Pyongyang offre finalement une vision idyllique que le Nord, plus pauvre, contrebalance. Explorer cette région reculée et si peu visitée permet de découvrir une autre Corée du Nord, bloquée dans le passé mais encore préservée du tourisme. À notre arrivée, un adolescent courait derrière un panneau pour se cacher au passage de notre bus ; à notre départ, des sourires se dessinent sur le visage de dizaines de femmes, ravies de nous voir et de nous saluer. Symbole de la diversité d’un pays que la sur-médiatisation du pouvoir dictatorial pourrait faire apparaître, à tort, comme complètement uniforme.


Bonus photos

En bonus, voici quelques photographies supplémentaires prises à Chongjin (passez la souris au dessus des images pour avoir plus d’information, ou cliquez dessus si vous êtes sur mobile) :

Scène de vie
Nord-coréens marchant à côté de leurs vélos, à Chongjin. Sur l’immeuble, on peut lire “Les honorables leaders Kim Il-sung et Kim Jong-il sont avec nous pour toujours.”
Enfants nord-coréens
Enfants nord-coréens s’amusant d’être pris en photo
Portrait de Kim Il-sung et Kim Jong-il
Peinture représentant Kim Il-sung et Kim Jong-il (cette photo aurait dû être supprimée : le portrait aurait dû être l’objet principal du cliché, plutôt qu’être relégué dans un coin)
Bâtiment en banlieue de Chongjin
Façade décrépie de logements en banlieue de Chongjin

(1) Du nom de la philosophie régissant le mode de vie nord-coréen depuis qu’elle a été pensée par Kim Il-sung, le fer Juche est depuis peu produit dans une deuxième usine, près de Pyongyang (source, en Anglais seulement).

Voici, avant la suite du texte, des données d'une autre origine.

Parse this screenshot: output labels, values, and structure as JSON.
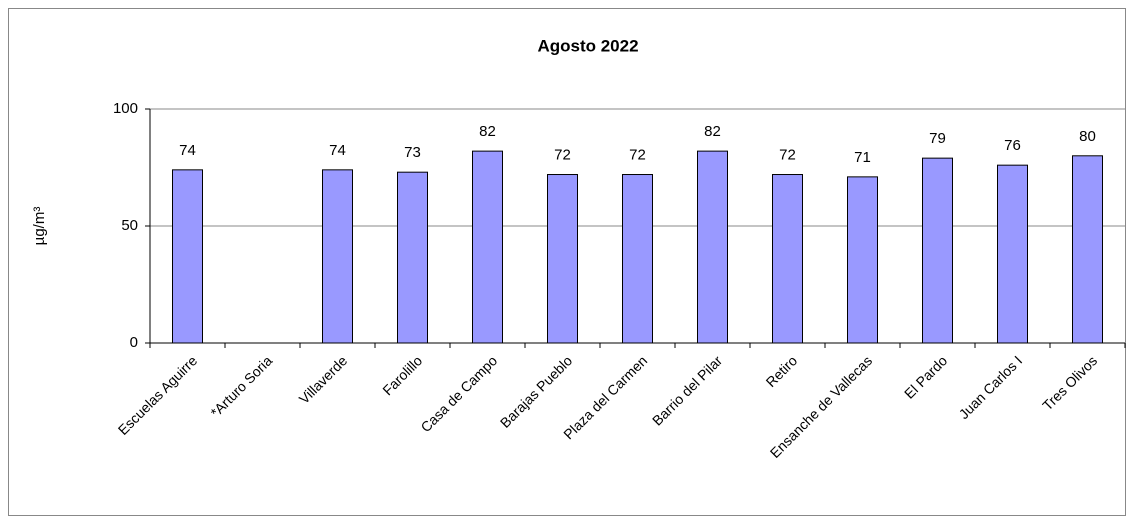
{
  "chart_data": {
    "type": "bar",
    "title": "Agosto 2022",
    "y_label": "µg/m³",
    "categories": [
      "Escuelas Aguirre",
      "*Arturo Soria",
      "Villaverde",
      "Farolillo",
      "Casa de Campo",
      "Barajas Pueblo",
      "Plaza del Carmen",
      "Barrio del Pilar",
      "Retiro",
      "Ensanche de Vallecas",
      "El Pardo",
      "Juan Carlos I",
      "Tres Olivos"
    ],
    "values": [
      74,
      null,
      74,
      73,
      82,
      72,
      72,
      82,
      72,
      71,
      79,
      76,
      80
    ],
    "color": "#9999ff",
    "ylim": [
      0,
      100
    ],
    "yticks": [
      0,
      50,
      100
    ],
    "grid": true
  }
}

(2) Au moment du voyage, 1 euro équivalait à plus de 8 000 wons. Selon Wikipedia, en 2016, 1 euro s’échangeait contre 980 wons.

(3) De la même manière, la mer jaune est quant à elle appelée “mer de l’Ouest” (voir la géographie de la Corée).

(4) Pour la première fois depuis les années 1980, la Corée du Nord a annoncé, en 2016 la mise en place d’un plan quinquennal (source, en Anglais seulement).

(5) “Let’s escort the party by carrying out the five-year strategic goal of national economic development” (source, en Anglais seulement).